There are two types of document/content: structured and unstructured. When do you need a Component Content Management System?

A Document Management System (DMS) manages unstructured content; however, structured content needs a Component Content Management System (CCMS).

Unstructured Documents/Content

We refer to unstructured document/content as content created using standard office tools such as Microsoft Word or Google Docs. Although some/most Microsoft Word never use paragraph styling, these documents might follow corporate style guidelines.

The content in these documents is of very little use to other systems; because they lack ‘structure,’ they cannot be easily ‘interpreted.’ Lastly, publications must be updated manually, often with lots of cutting and pasting.

Structured Document/content

Here, structured document/content refers to content created with reuse in mind.
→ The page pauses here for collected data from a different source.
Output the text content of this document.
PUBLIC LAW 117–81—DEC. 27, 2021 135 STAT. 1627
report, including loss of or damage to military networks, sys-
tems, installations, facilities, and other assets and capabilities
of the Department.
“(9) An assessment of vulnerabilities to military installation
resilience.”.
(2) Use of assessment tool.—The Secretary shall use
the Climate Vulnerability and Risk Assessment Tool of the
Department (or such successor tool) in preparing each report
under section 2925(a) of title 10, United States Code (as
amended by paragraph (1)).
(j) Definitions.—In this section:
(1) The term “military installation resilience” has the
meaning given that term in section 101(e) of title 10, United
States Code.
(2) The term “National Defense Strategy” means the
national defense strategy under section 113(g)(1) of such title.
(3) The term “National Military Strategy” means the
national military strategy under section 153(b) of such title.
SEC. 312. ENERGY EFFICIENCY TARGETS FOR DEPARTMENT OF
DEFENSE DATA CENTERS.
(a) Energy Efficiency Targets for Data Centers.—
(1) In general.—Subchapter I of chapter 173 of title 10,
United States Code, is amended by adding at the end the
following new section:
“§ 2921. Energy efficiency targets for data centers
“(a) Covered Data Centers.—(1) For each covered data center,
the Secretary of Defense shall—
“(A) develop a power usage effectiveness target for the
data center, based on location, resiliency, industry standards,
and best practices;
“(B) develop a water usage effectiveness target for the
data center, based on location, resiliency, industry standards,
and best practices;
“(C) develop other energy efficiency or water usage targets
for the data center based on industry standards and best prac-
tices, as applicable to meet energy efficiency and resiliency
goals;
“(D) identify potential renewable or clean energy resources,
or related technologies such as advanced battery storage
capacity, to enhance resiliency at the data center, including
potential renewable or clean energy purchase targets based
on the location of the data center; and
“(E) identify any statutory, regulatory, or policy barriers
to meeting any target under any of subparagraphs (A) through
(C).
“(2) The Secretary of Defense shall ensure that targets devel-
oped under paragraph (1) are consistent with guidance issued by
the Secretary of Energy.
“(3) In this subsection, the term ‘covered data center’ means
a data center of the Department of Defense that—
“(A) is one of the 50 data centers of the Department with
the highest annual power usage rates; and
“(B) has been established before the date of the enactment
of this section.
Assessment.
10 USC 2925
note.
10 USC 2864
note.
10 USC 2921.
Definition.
Structured content is created as XML using authoring applications such as Oxygen Author or structured Adobe FrameMaker.

Background — Paper-based filing and storage

Before computers became the norm, paper copies of documents were stored in filing cabinets and folders with varying success. As late as 2006, 30% of all essential information was still paper-based (InfoTrends). The average time to retrieve a hard copy document in an efficient environment is 6 minutes. Of all filed documents, 7.5% are lost, and 3% are misfiled (PWC).

Background — Document Management Systems

With the advent of desktop computers, organizations needed control over all this new content. Consequently, Document Management Systems soon began to follow, sold on the premise of making content easier to locate and manage.

A DMS manages whole documents in their original format or as PDFs or images. They rely on metadata and indexing to find the correct document. However, with the sheer growth in data and documents, a DMS will return multiple results to a search, making identifying the valid document difficult.

In addition, while a DMS will manage versions and support collaboration, it will not prevent many similar documents from being created. As a result, when global changes need to be applied, locating all the documents affected is very hard. Consequently, many companies rely on Excel spreadsheets to track documents for updates.

Component Content Management Systems —  for websites

There is more than one type of CCMS (Component Content Management System).

A CCMS manages pieces of content rather than entire documents. For example, WordPress is a CCMS for Websites and Blogs. Users build websites from pages and the pages from blocks. Pages are updated when an individual block of content is changed.

Component Content Management Systems for structured content and DITA

This is a CCMS developed to support XML content.

Introduction to XML

XML is a mark-up language like HTML. However, the tags <b>bold text</b> in HTML describe the format of the content between them. Whereas XML tags describe the content between them <Book Title>The Wizard of Oz</Book Title>.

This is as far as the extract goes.